By Jason Le Miere / International Business Times

This is an abbreviated version of the story. For the full story, click here.

Since the start of the election campaign, Rabbi Jill Jacobs has seen swastikas graffitied at a subway stop near her Manhattan home and Jews subjected to a stream of abuse online suggesting Adolf Hitler was right all along. So when asked if she trusts that President Donald Trump truly cares about the religious liberty he vowed last week to “do everything to defend,” she has a very clear response.

“We have to stop calling it ‘religious freedom,’” she told International Business Times. “The executive order that was leaked or any bills that are likely to come out, they’re not about religious freedom, they’re about imposing one particular interpretation of Christianity on the entire country. It’s profoundly un-American.” …

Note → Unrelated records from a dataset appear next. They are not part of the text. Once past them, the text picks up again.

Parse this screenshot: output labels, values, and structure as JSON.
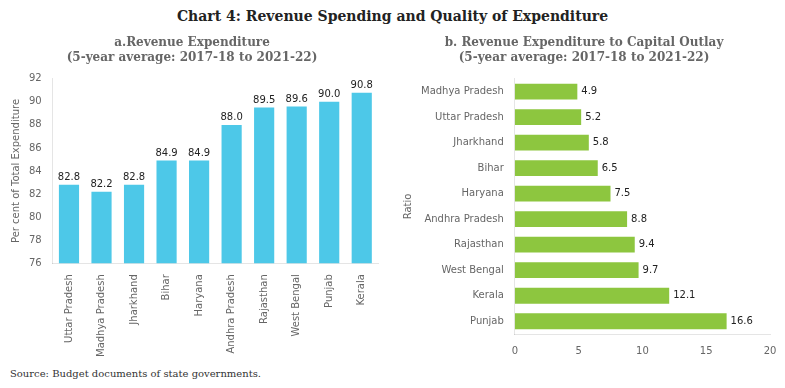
{
  "title": "Chart 4: Revenue Spending and Quality of Expenditure",
  "annotations": [
    "Source: Budget documents of state governments."
  ],
  "chart_data": [
    {
      "type": "bar",
      "title": "a.Revenue Expenditure\n(5-year average: 2017-18 to 2021-22)",
      "categories": [
        "Uttar Pradesh",
        "Madhya Pradesh",
        "Jharkhand",
        "Bihar",
        "Haryana",
        "Andhra Pradesh",
        "Rajasthan",
        "West Bengal",
        "Punjab",
        "Kerala"
      ],
      "values": [
        82.8,
        82.2,
        82.8,
        84.9,
        84.9,
        88.0,
        89.5,
        89.6,
        90.0,
        90.8
      ],
      "value_labels": [
        "82.8",
        "82.2",
        "82.8",
        "84.9",
        "84.9",
        "88.0",
        "89.5",
        "89.6",
        "90.0",
        "90.8"
      ],
      "color": "#4DC8E8",
      "ylim": [
        76,
        92
      ],
      "yticks": [
        76,
        78,
        80,
        82,
        84,
        86,
        88,
        90,
        92
      ],
      "y_label": "Per cent of Total Expenditure",
      "data_labels": true,
      "grid": false
    },
    {
      "type": "bar",
      "orientation": "horizontal",
      "title": "b. Revenue Expenditure to Capital Outlay\n(5-year average: 2017-18 to 2021-22)",
      "categories": [
        "Madhya Pradesh",
        "Uttar Pradesh",
        "Jharkhand",
        "Bihar",
        "Haryana",
        "Andhra Pradesh",
        "Rajasthan",
        "West Bengal",
        "Kerala",
        "Punjab"
      ],
      "values": [
        4.9,
        5.2,
        5.8,
        6.5,
        7.5,
        8.8,
        9.4,
        9.7,
        12.1,
        16.6
      ],
      "color": "#8DC63F",
      "xlim": [
        0,
        20
      ],
      "xticks": [
        0,
        5,
        10,
        15,
        20
      ],
      "y_label": "Ratio",
      "data_labels": true,
      "grid": false
    }
  ]
}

True religious freedom is a delicate balance between “whether there’s a burden on religion and whether the government has a compelling interest in burdening that religion,” said Holly Hollman, the general counsel for the Baptist Joint Committee for Religious Liberty.

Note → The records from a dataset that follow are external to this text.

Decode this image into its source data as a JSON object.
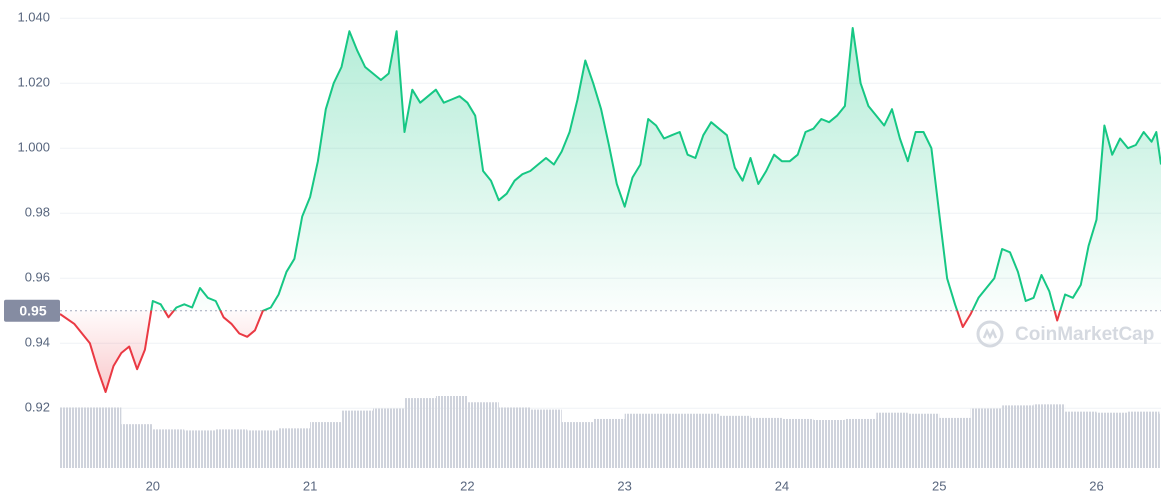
{
  "chart_data": {
    "type": "line",
    "reference_value": 0.95,
    "watermark": "CoinMarketCap",
    "line_color_above": "#16c784",
    "line_color_below": "#ea3943",
    "xlim": [
      19.41,
      26.41
    ],
    "xticks": [
      20,
      21,
      22,
      23,
      24,
      25,
      26
    ],
    "ylim": [
      0.901,
      1.041
    ],
    "yticks": [
      {
        "value": 1.04,
        "label": "1.040"
      },
      {
        "value": 1.02,
        "label": "1.020"
      },
      {
        "value": 1.0,
        "label": "1.000"
      },
      0.98,
      0.96,
      0.94,
      0.92
    ],
    "grid": true,
    "x": [
      19.41,
      19.5,
      19.6,
      19.65,
      19.7,
      19.75,
      19.8,
      19.85,
      19.9,
      19.95,
      20.0,
      20.05,
      20.1,
      20.15,
      20.2,
      20.25,
      20.3,
      20.35,
      20.4,
      20.45,
      20.5,
      20.55,
      20.6,
      20.65,
      20.7,
      20.75,
      20.8,
      20.85,
      20.9,
      20.95,
      21.0,
      21.05,
      21.1,
      21.15,
      21.2,
      21.25,
      21.3,
      21.35,
      21.4,
      21.45,
      21.5,
      21.55,
      21.6,
      21.65,
      21.7,
      21.75,
      21.8,
      21.85,
      21.9,
      21.95,
      22.0,
      22.05,
      22.1,
      22.15,
      22.2,
      22.25,
      22.3,
      22.35,
      22.4,
      22.45,
      22.5,
      22.55,
      22.6,
      22.65,
      22.7,
      22.75,
      22.8,
      22.85,
      22.9,
      22.95,
      23.0,
      23.05,
      23.1,
      23.15,
      23.2,
      23.25,
      23.3,
      23.35,
      23.4,
      23.45,
      23.5,
      23.55,
      23.6,
      23.65,
      23.7,
      23.75,
      23.8,
      23.85,
      23.9,
      23.95,
      24.0,
      24.05,
      24.1,
      24.15,
      24.2,
      24.25,
      24.3,
      24.35,
      24.4,
      24.45,
      24.5,
      24.55,
      24.6,
      24.65,
      24.7,
      24.75,
      24.8,
      24.85,
      24.9,
      24.95,
      25.0,
      25.05,
      25.1,
      25.15,
      25.2,
      25.25,
      25.3,
      25.35,
      25.4,
      25.45,
      25.5,
      25.55,
      25.6,
      25.65,
      25.7,
      25.75,
      25.8,
      25.85,
      25.9,
      25.95,
      26.0,
      26.05,
      26.1,
      26.15,
      26.2,
      26.25,
      26.3,
      26.35,
      26.38,
      26.41
    ],
    "values": [
      0.949,
      0.946,
      0.94,
      0.932,
      0.925,
      0.933,
      0.937,
      0.939,
      0.932,
      0.938,
      0.953,
      0.952,
      0.948,
      0.951,
      0.952,
      0.951,
      0.957,
      0.954,
      0.953,
      0.948,
      0.946,
      0.943,
      0.942,
      0.944,
      0.95,
      0.951,
      0.955,
      0.962,
      0.966,
      0.979,
      0.985,
      0.996,
      1.012,
      1.02,
      1.025,
      1.036,
      1.03,
      1.025,
      1.023,
      1.021,
      1.023,
      1.036,
      1.005,
      1.018,
      1.014,
      1.016,
      1.018,
      1.014,
      1.015,
      1.016,
      1.014,
      1.01,
      0.993,
      0.99,
      0.984,
      0.986,
      0.99,
      0.992,
      0.993,
      0.995,
      0.997,
      0.995,
      0.999,
      1.005,
      1.015,
      1.027,
      1.02,
      1.012,
      1.001,
      0.989,
      0.982,
      0.991,
      0.995,
      1.009,
      1.007,
      1.003,
      1.004,
      1.005,
      0.998,
      0.997,
      1.004,
      1.008,
      1.006,
      1.004,
      0.994,
      0.99,
      0.997,
      0.989,
      0.993,
      0.998,
      0.996,
      0.996,
      0.998,
      1.005,
      1.006,
      1.009,
      1.008,
      1.01,
      1.013,
      1.037,
      1.02,
      1.013,
      1.01,
      1.007,
      1.012,
      1.003,
      0.996,
      1.005,
      1.005,
      1.0,
      0.98,
      0.96,
      0.952,
      0.945,
      0.949,
      0.954,
      0.957,
      0.96,
      0.969,
      0.968,
      0.962,
      0.953,
      0.954,
      0.961,
      0.956,
      0.947,
      0.955,
      0.954,
      0.958,
      0.97,
      0.978,
      1.007,
      0.998,
      1.003,
      1.0,
      1.001,
      1.005,
      1.002,
      1.005,
      0.995
    ],
    "volume": {
      "color": "#cfd3dc",
      "x": [
        19.4,
        19.6,
        19.8,
        20.0,
        20.2,
        20.4,
        20.6,
        20.8,
        21.0,
        21.2,
        21.4,
        21.6,
        21.8,
        22.0,
        22.2,
        22.4,
        22.6,
        22.8,
        23.0,
        23.2,
        23.4,
        23.6,
        23.8,
        24.0,
        24.2,
        24.4,
        24.6,
        24.8,
        25.0,
        25.2,
        25.4,
        25.6,
        25.8,
        26.0,
        26.2,
        26.4
      ],
      "values": [
        58,
        58,
        42,
        37,
        36,
        37,
        36,
        38,
        44,
        55,
        57,
        67,
        69,
        63,
        58,
        56,
        44,
        47,
        52,
        52,
        52,
        50,
        48,
        47,
        46,
        47,
        53,
        52,
        48,
        57,
        60,
        61,
        54,
        53,
        54,
        52
      ]
    }
  }
}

While the name of the education and advocacy organization might suggest they would be in support of all religious liberty cases, the Baptist Joint Committee issued a friend-of-the-court brief defending the sufficiency of the government’s religious accommodation in mandating contraception coverage in the 2016 Supreme Court case Zubik v. Burwell, which aimed to take the Hobby Lobby victory a step further. Hollman said such cases and legislation like the proposed executive order from Trump could ultimately end up doing huge damage to one of the founding and most treasured principles of the country.

“Efforts that purport to advance religious liberty and yet would harm other important civil liberties or would put the government in the position of advancing religion ultimately threaten religious liberty as we have known and benefited from,” Hollman said.